5. The provision of writing materials free for the guests of the hotels. The charge for stationery is one of the pettiest and most exasperating cheese-parings of the English Boniface's system of account-keeping. If, however, he imitates the liberality of his American brother, it is to be hoped that he will "go him one better" in the matter of blotting-paper. Nothing in the youthful country across the seas has a more venerable appearance than the strips of blotting-paper supplied in the writing-rooms of its hotels.
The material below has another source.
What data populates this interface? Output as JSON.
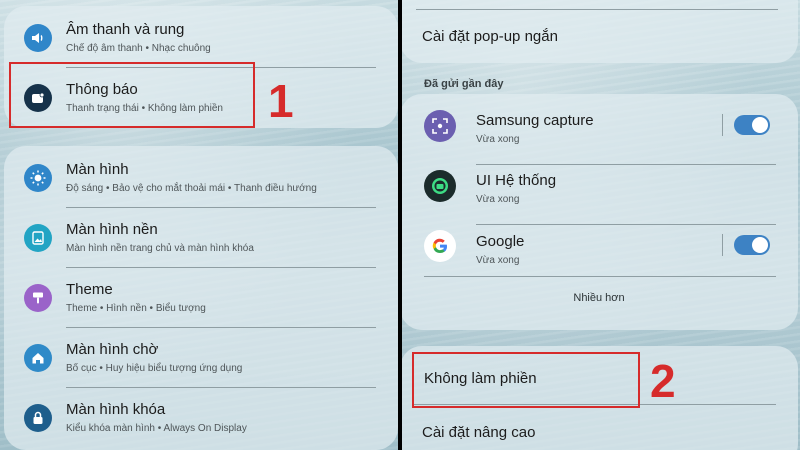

Nothing in its way could be more inviting or seem more appropriate than the cool and airy architecture of the summer hotels in such districts as the White Mountains, with their wide and shady verandas, their overhanging eaves, their balconies, their spacious corridors and vestibules, their simple yet tasteful wood-panelling, their creepers outside and their growing plants within. Mr. Howells has somewhere reversed the threadbare comparison of an Atlantic liner to a floating hotel, by likening a hostelry of this kind to a saloon steamer; and indeed the comparison is an apt one, so light and buoyant does the construction seem, with its gaily painted wooden sides, its glass-covered veranda decks, and its streaming flags. Perhaps the nearest analogue that we have to the life of an American summer hotel is seen in our large hydropathic establishments, such as those at Peebles or Crieff, where the therapeutic appliances play but a subdued obbligato to the daily round of amusements. The same spirit of camaraderie generally rules at both; both have the same regular meal-hours, at which almost as little drinking is seen at the one as the other; both have their evening entertainments got up (gotten up, our American cousins say, with a delightfully old fashioned flavour) by the enterprise of the most active guests. The hydropathists have to go to bed a little sooner, and must walk to the neighbouring village if they wish a bar-room; but on the whole their scheme of life is much the same. Whether it is due to the American temperament or the American weather, the palm for brightness, vivacity, variety, and picturesqueness must be adjudged to the hotel. For those who are young enough to "stand the racket," no form of social gaiety can he found more amusing than a short sojourn at a popular summer hotel among the mountains or by the sea, with its constant round of drives, rides, tennis and golf matches, picnics, "germans," bathing, boating, and loafing, all permeated by flirtation of the most audacious and innocent description. The focus of the whole carnival is found in the "piazza" or veranda, and no prettier sight in its way can be imagined than the groups and rows of "rockers" and wicker chairs, each occupied by a lithe young girl in a summer frock, or her athletic admirer in his tennis flannels.